Empirical comparison between autoencoders and traditional dimensionality reduction methods
This work addresses the problem of efficient dimensionality reduction for practitioners, showing that traditional methods like PCA remain competitive, though it is incremental as it confirms existing knowledge with new benchmarks.
This paper compared PCA, Isomap, and autoencoders for dimensionality reduction in classification tasks, finding that PCA achieved comparable accuracy to autoencoders on image datasets like MNIST and CIFAR-10 but was two orders of magnitude faster in computation time.

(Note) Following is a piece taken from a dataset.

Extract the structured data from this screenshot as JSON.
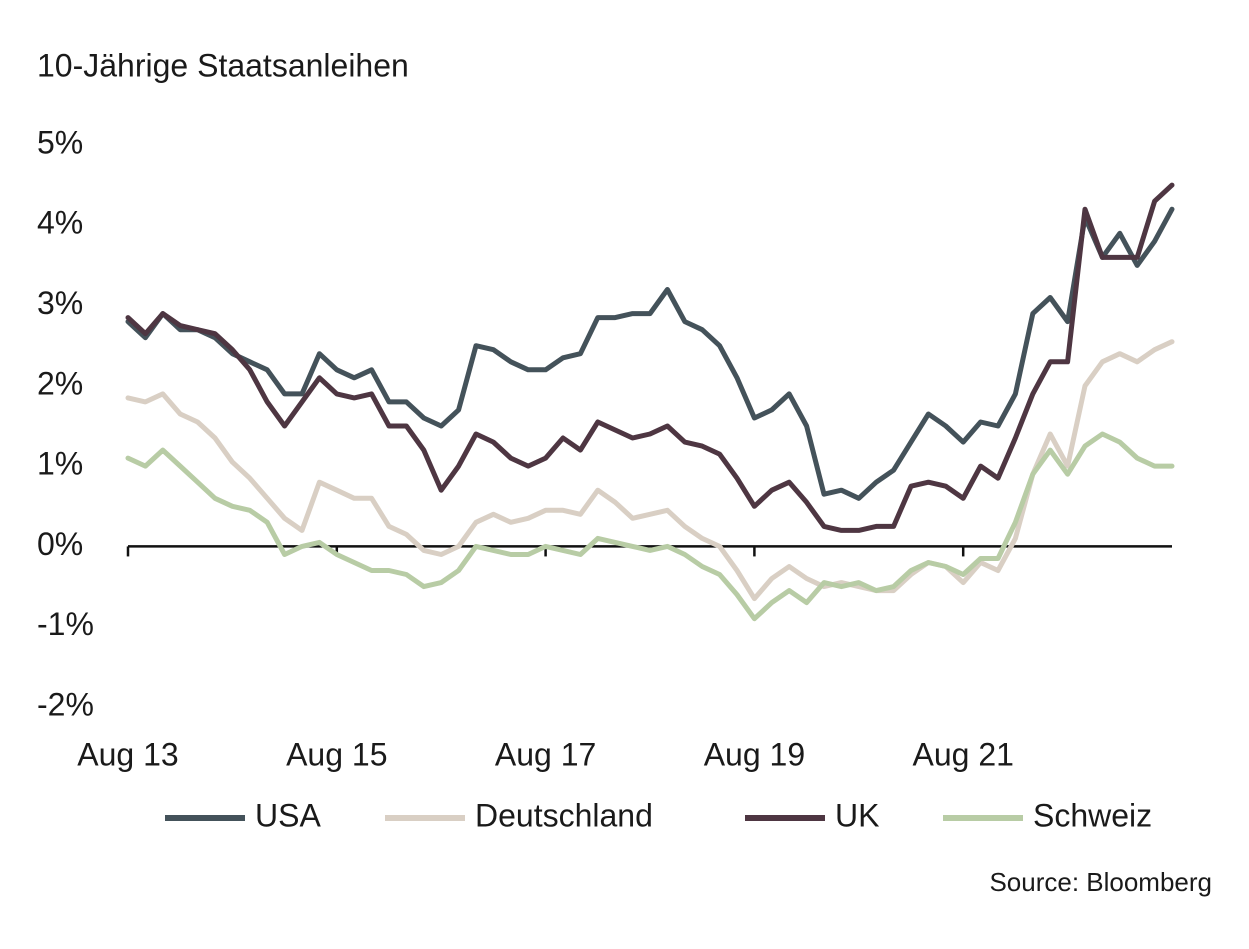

In order to process efficiently ever-higher dimensional data such as images, sentences, or audio recordings, one needs to find a proper way to reduce the dimensionality of such data. In this regard, SVD-based methods including PCA and Isomap have been extensively used. Recently, a neural network alternative called autoencoder has been proposed and is often preferred for its higher flexibility. This work aims to show that PCA is still a relevant technique for dimensionality reduction in the context of classification. To this purpose, we evaluated the performance of PCA compared to Isomap, a deep autoencoder, and a variational autoencoder. Experiments were conducted on three commonly used image datasets: MNIST, Fashion-MNIST, and CIFAR-10. The four different dimensionality reduction techniques were separately employed on each dataset to project data into a low-dimensional space. Then a k-NN classifier was trained on each projection with a cross-validated random search over the number of neighbours. Interestingly, our experiments revealed that k-NN achieved comparable accuracy on PCA and both autoencoders' projections provided a big enough dimension. However, PCA computation time was two orders of magnitude faster than its neural network counterparts.